Benedictine Priory of Savannah
- Interactive map of Benedictine Priory of Savannah

Monastery information
- Other name: Savannah Priory
- Order: Benedictine
- Established: 1877; 149 years ago
- Mother house: Saint Vincent Archabbey, Latrobe, Pennsylvania
- Diocese: Savannah

People
- Founders: Abbot Nullius Leo Haid, O.S.B.
- Abbot: The Right Rev. Martin Bartel, O.S.B.
- Prior: Rev. David Klecker, O.S.B.

Architecture
- Functional status: Monastic
- Completion date: 1963; 63 years ago

Site
- Location: 6502 Seawright Drive, Savannah, Georgia 31406 United States
- Coordinates: 32°0′34″N 81°5′33″W﻿ / ﻿32.00944°N 81.09250°W

= Savannah Priory =

Benedictine monastery in Savannah, Georgia

The Benedictine Priory of Savannah is a Catholic monastery of Benedictine monks located in Savannah, Georgia. The priory was founded in 1877, and is a dependency of Saint Vincent Archabbey in Latrobe, Pennsylvania, and thereby belongs to the American-Cassinese Congregation. It currently operates the Benedictine Military School for boys.

==History==

===First mission===
In 1866, the Catholic bishops of the United States had met in Baltimore for the Second Plenary Council held there to continue providing order to the Catholic Church, which was still newly established in the nation. One of the decrees which resulted from that assembly was to call on all the bishops of the country to establish an outreach to the newly emancipated African-American slaves. In keeping with this mandate, William Hickley Gross, C.Ss.R., at that time the Roman Catholic Bishop of Savannah, invited the Benedictine monks of St. Vincent Abbey in Latrobe, Pennsylvania, to contribute priests to this mission in his diocese.

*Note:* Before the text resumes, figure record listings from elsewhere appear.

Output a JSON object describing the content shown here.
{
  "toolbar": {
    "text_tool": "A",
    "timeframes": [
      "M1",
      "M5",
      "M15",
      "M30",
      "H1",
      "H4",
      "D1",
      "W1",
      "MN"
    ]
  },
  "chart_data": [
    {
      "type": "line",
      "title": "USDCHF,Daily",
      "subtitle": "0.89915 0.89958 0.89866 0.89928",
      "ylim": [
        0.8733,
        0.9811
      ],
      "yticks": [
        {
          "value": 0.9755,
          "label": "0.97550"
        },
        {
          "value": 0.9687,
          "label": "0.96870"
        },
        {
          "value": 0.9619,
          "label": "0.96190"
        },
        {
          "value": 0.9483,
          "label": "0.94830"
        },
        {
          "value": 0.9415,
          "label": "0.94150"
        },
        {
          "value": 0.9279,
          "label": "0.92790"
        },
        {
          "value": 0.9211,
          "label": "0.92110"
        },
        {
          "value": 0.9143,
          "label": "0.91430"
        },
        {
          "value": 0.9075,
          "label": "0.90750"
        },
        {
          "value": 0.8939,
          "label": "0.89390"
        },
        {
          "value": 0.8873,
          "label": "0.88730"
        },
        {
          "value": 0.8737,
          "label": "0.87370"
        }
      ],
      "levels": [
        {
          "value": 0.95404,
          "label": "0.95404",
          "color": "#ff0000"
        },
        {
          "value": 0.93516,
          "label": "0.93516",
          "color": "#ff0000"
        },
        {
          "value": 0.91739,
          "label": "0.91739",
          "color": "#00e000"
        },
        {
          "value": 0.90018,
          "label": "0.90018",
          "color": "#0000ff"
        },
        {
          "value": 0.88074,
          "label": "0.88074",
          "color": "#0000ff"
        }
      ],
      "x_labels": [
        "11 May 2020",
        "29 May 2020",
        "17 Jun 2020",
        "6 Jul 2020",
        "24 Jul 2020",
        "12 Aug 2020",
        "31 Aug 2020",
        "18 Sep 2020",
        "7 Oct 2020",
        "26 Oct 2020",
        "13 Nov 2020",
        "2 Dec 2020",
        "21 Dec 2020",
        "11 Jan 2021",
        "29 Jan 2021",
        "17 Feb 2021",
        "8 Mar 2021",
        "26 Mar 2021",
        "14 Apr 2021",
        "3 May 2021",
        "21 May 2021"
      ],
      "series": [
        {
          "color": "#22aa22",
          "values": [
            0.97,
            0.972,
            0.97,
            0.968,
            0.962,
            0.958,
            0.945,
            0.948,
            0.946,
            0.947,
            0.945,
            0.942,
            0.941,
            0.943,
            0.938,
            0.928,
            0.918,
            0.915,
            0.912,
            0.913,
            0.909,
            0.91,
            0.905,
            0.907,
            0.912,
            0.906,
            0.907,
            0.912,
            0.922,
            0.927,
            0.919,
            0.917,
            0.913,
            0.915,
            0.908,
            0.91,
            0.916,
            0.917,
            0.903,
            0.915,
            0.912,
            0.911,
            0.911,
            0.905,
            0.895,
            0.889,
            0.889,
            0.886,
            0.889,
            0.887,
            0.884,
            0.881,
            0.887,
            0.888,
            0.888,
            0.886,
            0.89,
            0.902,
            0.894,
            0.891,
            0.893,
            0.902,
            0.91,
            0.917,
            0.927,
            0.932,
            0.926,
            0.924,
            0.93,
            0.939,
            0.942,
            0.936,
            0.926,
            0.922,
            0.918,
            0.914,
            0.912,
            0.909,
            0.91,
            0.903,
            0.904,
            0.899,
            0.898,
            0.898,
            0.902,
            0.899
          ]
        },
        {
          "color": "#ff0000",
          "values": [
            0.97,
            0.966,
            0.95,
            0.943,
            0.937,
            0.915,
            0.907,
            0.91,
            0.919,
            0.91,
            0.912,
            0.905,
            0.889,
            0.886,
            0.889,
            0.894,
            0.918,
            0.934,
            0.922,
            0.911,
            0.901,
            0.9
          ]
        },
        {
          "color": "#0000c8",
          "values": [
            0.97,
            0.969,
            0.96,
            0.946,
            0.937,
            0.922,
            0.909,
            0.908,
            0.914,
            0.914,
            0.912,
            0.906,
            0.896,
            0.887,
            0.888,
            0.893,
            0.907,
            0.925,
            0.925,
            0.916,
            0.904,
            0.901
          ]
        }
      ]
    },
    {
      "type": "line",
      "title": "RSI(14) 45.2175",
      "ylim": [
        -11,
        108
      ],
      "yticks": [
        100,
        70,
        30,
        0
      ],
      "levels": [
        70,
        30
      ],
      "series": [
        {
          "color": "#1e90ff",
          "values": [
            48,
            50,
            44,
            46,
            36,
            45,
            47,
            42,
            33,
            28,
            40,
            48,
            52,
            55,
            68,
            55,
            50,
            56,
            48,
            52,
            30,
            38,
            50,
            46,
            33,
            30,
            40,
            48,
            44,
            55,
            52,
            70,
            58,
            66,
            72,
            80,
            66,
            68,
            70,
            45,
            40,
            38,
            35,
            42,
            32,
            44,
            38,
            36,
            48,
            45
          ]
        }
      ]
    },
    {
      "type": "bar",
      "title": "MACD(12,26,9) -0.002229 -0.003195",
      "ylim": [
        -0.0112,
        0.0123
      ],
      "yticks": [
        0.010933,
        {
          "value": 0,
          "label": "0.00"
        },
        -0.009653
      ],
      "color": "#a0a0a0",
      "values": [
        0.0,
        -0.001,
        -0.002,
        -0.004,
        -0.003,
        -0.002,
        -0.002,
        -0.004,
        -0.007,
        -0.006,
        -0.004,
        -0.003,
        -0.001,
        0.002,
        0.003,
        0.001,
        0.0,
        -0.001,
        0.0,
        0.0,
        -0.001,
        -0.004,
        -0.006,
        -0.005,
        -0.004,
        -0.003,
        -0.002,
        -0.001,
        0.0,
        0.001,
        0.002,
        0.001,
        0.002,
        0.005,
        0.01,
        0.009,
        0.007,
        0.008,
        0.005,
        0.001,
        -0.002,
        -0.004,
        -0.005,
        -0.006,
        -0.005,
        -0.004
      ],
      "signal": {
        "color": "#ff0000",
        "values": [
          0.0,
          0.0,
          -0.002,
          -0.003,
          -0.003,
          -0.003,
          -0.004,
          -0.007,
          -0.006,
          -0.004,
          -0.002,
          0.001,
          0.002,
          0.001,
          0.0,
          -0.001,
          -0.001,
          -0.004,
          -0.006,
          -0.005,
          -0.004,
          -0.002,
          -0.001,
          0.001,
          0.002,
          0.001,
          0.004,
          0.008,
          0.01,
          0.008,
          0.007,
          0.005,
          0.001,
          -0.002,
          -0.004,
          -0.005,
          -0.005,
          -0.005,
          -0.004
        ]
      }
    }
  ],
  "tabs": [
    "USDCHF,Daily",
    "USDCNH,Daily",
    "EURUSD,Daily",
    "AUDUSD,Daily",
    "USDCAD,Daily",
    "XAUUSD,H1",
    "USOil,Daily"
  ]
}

In response to his invitation, Abbot Boniface Wimmer, O.S.B., the founder of Benedictine life in the United States, sent two German-born monks to Savannah in 1874. The monks quickly began missionary work amongst newly freed slaves, opening St. Benedict Parish in the city that year, and a parochial school the following year.

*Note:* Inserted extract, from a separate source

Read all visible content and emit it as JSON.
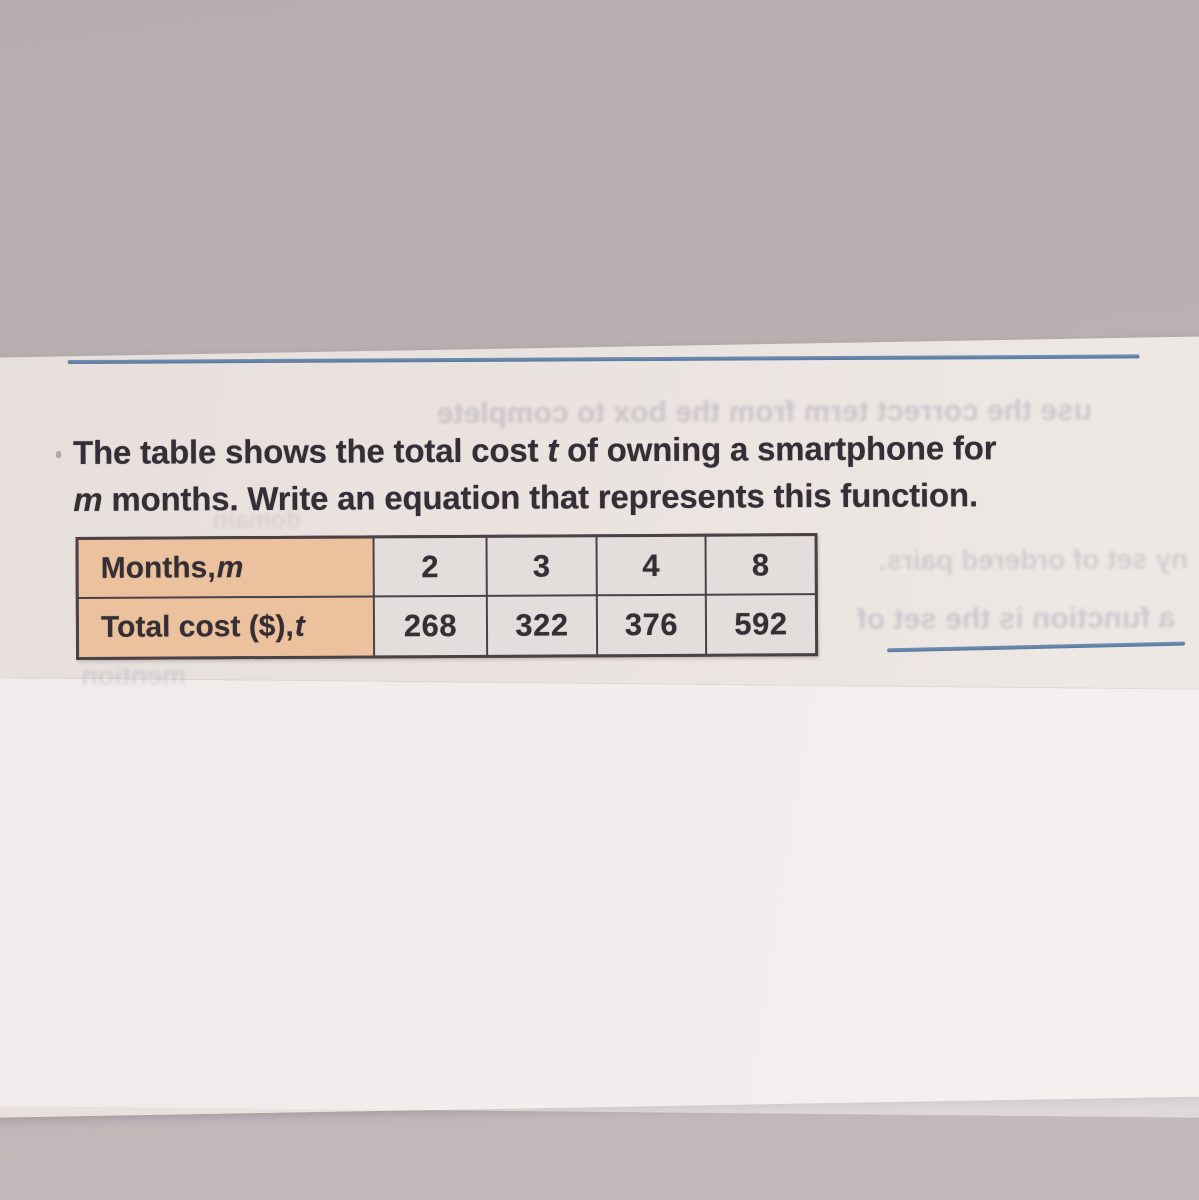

Soon after settling there, the monks were able to obtain some parcels of land on the Isle of Hope, off the coast of Savannah, where they opened the first monastery in the Southern United States. Within a year, however, all the members of the monastic community had died of yellow fever.

===Second mission===
In 1877, the abbot sent a new group of monks to Georgia, under the leadership of Dom Oswald Moosmueller, O.S.B., to continue the mission to the former slaves. The monks bought 713 acres on Skidaway Island. At this site (now believed to be preserved, not part of a golf course, and is currently undergoing archaeological research) they built a new monastery and school. Unfortunately, in less than ten years, the project was abandoned as a failure because the monks could not attract enough interest among the African American community in their enterprise.

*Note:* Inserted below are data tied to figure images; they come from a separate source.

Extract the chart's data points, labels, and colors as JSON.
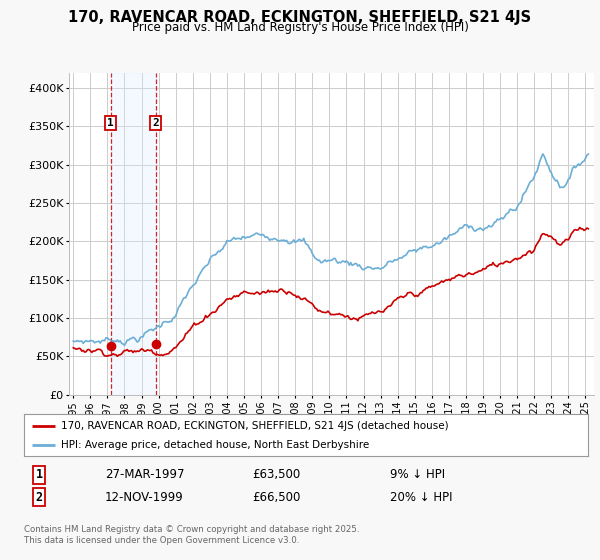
{
  "title": "170, RAVENCAR ROAD, ECKINGTON, SHEFFIELD, S21 4JS",
  "subtitle": "Price paid vs. HM Land Registry's House Price Index (HPI)",
  "legend_entry1": "170, RAVENCAR ROAD, ECKINGTON, SHEFFIELD, S21 4JS (detached house)",
  "legend_entry2": "HPI: Average price, detached house, North East Derbyshire",
  "sale1_date": "27-MAR-1997",
  "sale1_price": 63500,
  "sale1_pct": "9% ↓ HPI",
  "sale2_date": "12-NOV-1999",
  "sale2_price": 66500,
  "sale2_pct": "20% ↓ HPI",
  "footnote": "Contains HM Land Registry data © Crown copyright and database right 2025.\nThis data is licensed under the Open Government Licence v3.0.",
  "hpi_color": "#6baed6",
  "price_color": "#cc0000",
  "sale_marker_color": "#cc0000",
  "background_color": "#f8f8f8",
  "plot_bg_color": "#ffffff",
  "grid_color": "#cccccc",
  "shade_color": "#ddeeff",
  "ylim": [
    0,
    420000
  ],
  "yticks": [
    0,
    50000,
    100000,
    150000,
    200000,
    250000,
    300000,
    350000,
    400000
  ],
  "ytick_labels": [
    "£0",
    "£50K",
    "£100K",
    "£150K",
    "£200K",
    "£250K",
    "£300K",
    "£350K",
    "£400K"
  ],
  "sale1_year": 1997.23,
  "sale2_year": 1999.87
}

===Benedictine Priory of Savannah===
The ten monks of the mission, now operating under the authority of Belmont Abbey in North Carolina, made the decision to move to Savannah, where they established a monastery at 31st and Habersham Streets, adjacent to Sacred Heart Parish, which they then served. Recognizing the need for a Catholic boys' school, they established Benedictine College in 1902, later the Benedictine Military School, next to the church. In 1963, both the priory and the school moved to their current location on the southside of Savannah. Shortly after moving to the new location, the monastic community chose to return to the authority of St. Vincent Archabbey in Latrobe.

==Current status==
Today the community consists of seven monks, all of whom serve on the staff of the school in various capacities. The monks also provide sacramental assistance in the Diocese of Savannah.